Humboldt squid have not been observed in the Monterey Bay waters for a few years, making recent events all the more suspicious. Some scientists attribute the phenomenon to this year´s El Nino weather patterns, which could have attracted them to the cooler environs of Northern and Central California´s coast.

William Gilly, a biology professor at Stanford, said mass strandings are frequent when squid begin to occupy a new area. He said the strandings along the West Coast have historically stopped if the squid successfully establish themselves or evacuate the new area.

"My theory is that when the squid invade a new area -- they are returning to Monterey Bay for the first time in nearly three years, and the squid are only 8 or 9 months old -- they follow an algorithm (which is to) swim and find productive areas, especially by investigating anomalies, until you run into trouble," he told the Monterey Herald. "That mission takes some of them onto the beach.

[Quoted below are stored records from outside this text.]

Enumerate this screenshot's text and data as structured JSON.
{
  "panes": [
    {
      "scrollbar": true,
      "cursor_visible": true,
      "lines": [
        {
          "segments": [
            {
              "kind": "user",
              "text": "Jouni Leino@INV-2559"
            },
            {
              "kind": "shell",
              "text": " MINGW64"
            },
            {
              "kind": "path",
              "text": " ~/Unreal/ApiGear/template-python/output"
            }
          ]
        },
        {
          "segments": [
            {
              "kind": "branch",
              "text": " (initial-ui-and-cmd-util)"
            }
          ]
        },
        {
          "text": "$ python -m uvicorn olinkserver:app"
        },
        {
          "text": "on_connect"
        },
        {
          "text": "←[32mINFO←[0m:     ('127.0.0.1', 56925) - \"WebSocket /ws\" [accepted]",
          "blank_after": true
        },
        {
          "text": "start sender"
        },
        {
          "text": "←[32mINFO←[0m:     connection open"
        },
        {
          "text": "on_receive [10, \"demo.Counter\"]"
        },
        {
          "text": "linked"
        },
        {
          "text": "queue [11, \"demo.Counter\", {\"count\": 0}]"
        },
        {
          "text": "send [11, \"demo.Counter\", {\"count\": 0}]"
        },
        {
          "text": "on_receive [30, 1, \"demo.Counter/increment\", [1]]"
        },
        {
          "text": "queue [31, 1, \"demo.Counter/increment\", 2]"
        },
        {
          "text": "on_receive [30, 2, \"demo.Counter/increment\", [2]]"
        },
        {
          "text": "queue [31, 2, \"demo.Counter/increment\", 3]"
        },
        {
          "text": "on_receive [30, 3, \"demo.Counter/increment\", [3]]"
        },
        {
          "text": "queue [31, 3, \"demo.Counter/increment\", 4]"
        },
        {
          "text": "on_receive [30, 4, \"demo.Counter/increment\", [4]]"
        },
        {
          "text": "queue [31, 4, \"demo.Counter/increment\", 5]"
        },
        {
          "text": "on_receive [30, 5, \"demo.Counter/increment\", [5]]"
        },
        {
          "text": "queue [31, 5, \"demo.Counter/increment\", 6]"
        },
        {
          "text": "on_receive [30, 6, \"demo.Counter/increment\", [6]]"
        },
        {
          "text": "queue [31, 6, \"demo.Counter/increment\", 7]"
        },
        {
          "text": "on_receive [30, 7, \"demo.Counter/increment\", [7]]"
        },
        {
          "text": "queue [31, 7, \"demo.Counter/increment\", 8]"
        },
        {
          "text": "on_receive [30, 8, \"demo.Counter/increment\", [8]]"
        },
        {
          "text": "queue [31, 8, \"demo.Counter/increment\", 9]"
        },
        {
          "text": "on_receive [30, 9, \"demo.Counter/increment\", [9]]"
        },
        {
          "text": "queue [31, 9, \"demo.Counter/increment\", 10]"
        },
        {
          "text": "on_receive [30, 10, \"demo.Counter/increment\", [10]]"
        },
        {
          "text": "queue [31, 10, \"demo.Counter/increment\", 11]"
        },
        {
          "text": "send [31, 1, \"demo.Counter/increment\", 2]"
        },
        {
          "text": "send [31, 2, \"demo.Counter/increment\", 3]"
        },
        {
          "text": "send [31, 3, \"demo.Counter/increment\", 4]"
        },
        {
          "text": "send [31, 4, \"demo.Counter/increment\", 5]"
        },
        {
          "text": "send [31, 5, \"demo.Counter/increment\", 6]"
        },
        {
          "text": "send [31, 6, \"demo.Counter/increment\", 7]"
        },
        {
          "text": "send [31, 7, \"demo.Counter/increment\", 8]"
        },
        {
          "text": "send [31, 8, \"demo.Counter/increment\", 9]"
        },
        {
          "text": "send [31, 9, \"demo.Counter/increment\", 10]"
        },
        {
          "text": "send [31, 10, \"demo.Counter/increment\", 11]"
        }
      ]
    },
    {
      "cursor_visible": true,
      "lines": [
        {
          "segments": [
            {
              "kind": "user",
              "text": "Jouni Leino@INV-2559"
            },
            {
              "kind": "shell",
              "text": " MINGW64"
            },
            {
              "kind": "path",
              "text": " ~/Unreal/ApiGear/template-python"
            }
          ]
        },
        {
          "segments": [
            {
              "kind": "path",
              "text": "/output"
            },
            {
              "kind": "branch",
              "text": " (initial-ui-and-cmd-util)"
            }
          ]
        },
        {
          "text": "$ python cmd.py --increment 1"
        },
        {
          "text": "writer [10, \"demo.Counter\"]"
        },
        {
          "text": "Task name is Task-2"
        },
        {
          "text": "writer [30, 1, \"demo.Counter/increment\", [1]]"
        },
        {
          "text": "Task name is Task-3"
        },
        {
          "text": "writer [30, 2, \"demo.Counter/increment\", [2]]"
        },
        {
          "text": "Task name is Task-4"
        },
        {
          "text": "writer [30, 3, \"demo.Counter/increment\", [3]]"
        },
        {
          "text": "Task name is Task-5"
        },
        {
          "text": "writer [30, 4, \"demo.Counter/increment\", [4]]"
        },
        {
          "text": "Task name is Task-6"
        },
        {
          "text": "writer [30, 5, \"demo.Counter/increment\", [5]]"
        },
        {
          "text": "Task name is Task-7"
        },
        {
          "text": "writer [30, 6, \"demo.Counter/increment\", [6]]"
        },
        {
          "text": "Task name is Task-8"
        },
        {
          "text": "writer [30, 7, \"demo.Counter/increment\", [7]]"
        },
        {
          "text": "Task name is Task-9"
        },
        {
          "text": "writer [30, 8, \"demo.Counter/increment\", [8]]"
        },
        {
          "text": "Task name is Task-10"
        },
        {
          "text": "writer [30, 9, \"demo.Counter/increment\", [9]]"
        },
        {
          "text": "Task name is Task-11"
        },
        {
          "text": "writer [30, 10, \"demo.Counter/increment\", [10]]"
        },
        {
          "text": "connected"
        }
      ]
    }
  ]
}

The question I can't answer is why they stop doing this after they successfully colonize an area. Perhaps the real pioneers are selected out, or maybe the survivors of a stranding go back to sea and warn the others."

Also known as the jumbo flying squid, the Humboldt squid typically grows to about five feet long. The squid is capable of changing its coloration and fishermen have dubbed it, “Diablo rojo”, or red devil because its skin flashes red and white colors while hunting. They have been known to eat up to 60 different species of fish, and will change their size from generation to generation–depending on food availability.